ʹaḵiret ~ عَقِرَةٌ

Kamus-ı Muhit - عقرة maddesi

اَلْعَقِرُ [el-ʹaḵir] (كَتِفٌ [ketif] vezninde) Şol kuşa denir ki kanadının yeleğine bir âfet isâbet eylemekle dökülüp bir dahi yerinde çıkmamış ola; yukâlu: طَائِرٌ عَقِرٌ إِذَا صَارَ قَدْ أَصَابَ فِي رِيشِهِ آفَةٌ فَلَمْ يَنْبُتْ Ve

عَقِرَةٌ [ʹaḵiret] (hâ’yla) Tahvîf olunmadıkça su içmez olan nâkaya denir.
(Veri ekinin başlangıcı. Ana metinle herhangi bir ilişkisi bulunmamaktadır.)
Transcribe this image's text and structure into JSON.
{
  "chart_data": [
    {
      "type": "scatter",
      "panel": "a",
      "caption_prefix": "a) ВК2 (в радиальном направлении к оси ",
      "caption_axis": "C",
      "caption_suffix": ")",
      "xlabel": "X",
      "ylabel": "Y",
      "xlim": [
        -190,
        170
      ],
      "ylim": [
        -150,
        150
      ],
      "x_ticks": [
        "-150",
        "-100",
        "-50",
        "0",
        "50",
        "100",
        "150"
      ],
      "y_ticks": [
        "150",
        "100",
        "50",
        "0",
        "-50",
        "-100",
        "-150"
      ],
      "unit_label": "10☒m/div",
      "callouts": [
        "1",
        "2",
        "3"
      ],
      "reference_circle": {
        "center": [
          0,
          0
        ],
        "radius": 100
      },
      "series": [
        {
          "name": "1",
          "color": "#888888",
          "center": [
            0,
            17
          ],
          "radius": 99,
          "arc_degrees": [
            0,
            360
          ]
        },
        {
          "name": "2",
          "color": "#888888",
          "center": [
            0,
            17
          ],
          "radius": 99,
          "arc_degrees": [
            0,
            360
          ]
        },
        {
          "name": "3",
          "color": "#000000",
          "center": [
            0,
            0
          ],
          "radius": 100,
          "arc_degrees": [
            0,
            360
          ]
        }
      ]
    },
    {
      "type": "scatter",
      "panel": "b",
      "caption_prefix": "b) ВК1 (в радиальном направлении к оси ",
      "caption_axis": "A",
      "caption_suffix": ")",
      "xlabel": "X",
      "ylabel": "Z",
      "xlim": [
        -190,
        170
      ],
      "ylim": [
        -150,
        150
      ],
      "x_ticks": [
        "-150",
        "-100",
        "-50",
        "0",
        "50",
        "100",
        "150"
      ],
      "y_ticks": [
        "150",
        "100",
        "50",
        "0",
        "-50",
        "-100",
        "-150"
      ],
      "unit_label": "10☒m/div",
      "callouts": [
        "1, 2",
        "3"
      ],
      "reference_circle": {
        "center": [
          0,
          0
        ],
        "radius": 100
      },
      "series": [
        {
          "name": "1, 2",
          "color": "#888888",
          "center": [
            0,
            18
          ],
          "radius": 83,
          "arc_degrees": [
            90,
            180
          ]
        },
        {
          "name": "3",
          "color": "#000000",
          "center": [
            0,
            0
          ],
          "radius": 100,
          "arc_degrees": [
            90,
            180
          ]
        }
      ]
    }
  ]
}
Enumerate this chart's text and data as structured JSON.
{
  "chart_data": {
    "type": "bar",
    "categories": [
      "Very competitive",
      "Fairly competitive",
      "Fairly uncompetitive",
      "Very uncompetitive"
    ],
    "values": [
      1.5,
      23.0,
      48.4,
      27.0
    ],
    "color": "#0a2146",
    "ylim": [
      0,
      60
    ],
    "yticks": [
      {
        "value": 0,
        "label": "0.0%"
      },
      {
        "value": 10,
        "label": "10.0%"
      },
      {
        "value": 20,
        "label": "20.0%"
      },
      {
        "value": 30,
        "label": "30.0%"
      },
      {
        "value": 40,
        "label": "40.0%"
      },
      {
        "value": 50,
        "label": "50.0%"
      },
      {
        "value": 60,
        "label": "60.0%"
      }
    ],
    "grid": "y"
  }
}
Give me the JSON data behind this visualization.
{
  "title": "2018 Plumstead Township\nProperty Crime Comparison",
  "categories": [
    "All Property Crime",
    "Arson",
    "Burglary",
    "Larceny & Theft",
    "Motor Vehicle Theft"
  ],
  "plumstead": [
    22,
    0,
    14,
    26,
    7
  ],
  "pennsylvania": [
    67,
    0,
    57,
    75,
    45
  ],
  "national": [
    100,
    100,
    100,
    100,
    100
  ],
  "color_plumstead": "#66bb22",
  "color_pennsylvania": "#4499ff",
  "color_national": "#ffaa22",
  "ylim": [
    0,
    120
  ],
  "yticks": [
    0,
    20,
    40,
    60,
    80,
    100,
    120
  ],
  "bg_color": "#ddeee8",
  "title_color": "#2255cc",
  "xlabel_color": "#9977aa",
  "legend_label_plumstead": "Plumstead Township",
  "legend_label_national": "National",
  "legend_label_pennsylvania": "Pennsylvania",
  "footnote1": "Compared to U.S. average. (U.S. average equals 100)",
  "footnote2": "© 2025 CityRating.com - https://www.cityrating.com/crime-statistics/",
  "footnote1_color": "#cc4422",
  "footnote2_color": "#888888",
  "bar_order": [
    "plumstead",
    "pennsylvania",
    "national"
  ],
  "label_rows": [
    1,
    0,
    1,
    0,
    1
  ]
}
اَلْمِعْقَارُ [el-miʹḵâr] ve

اَلْمِعْقَرُ [el-miʹḵar] (مِنْبَرٌ [minber] vezninde) ve

اَلْمُعْقِرُ [el-muʹḵir] (مُحْسِنٌ [muḩsin] vezninde) ve

اَلْعُقَرَةُ [el-ʹuḵaret] (هُمَزَةٌ [humezet] vezninde) ke-mâ zukire ve

اَلْعُقَرُ [el-ʹuḵar] (صُرَدٌ [ṡurad] vezninde) ve

اَلْعَاقُورُ [el-ʹâḵûr] Şol eyere ve semere denir ki dâbbenin sırtını yağır eder ola; yukâlu: سَرْجٌ مِعْقَارٌ وَمِعْقَرٌ وَمُعْقِرٌ وَعُقَرَةٌ وَعُقَرٌ وَعَاقُورٌ أَيْ غَيْرُ وَاقٍ بِعَقْرِ الظَّهْرِ Ve

عُقَرَةٌ [ʹuḵaret] (هُمَزَةٌ [humezet] vezninde) ve

عُقَرٌ [ʹuḵar] (صُرَدٌ [ṡurad] vezninde) ve

مِعْقَرٌ [miʹḵar] (مِنْبَرٌ [minber] vezninde) Şol adama denir ki devenin üzerine pek varır olmakla sırtını yağır eder ola; yukâlu: رَجُلٌ عُقَرَةٌ وَعُقَرٌ وَمِعْقَرٌ إِذَا كَانَ يَعْقِرُ الْإِبِلَ مِنْ إِتْعَابِهِ لَهَا Ve

مُعْقِرٌ [muʹḵir] (مُحْسِنٌ [muḩsin] vezninde) ʹAkâr ve emlâki çok adama denir; yukâlu: رَجُلٌ مُعْقِرٌ أَيْ كَثِيرُ الْعَقَارِ

Vankulu Lugatı - عقرة maddesi

اَلْعُقَرُ [el-ʹuḵar] (ʹayn’ın zammı ve ḵâf’ın fethiyle) ve

اَلْعُقَرَةُ [el-ʹuḵaret] (ʹayn’ın zammı ve ḵâf’ın fethiyle) Davar arkasın cirâhat eden eyer; yukâlu: سَرْجٌ عُقَرٌ وَعُقَرَةٌ أَيْ مُعَقِّرٌ غَيْرُ وَاقٍ Ve عَقُورٌ [ʹaḵûr] ıtlâk olunmaz illâ zî-rûh olanda. Ve

عُقَرَةٌ [ʹuḵaret] Kezâlik şol boncuğa derler ki nisâ tâ΄ifesi uçkur yerinde götürürler, hâmile olmak için. Ve ʹArabların “عُقَرَةُ الْعِلْمِ النِّسْيَانُ” dedikleri bundan me΄hûzdur.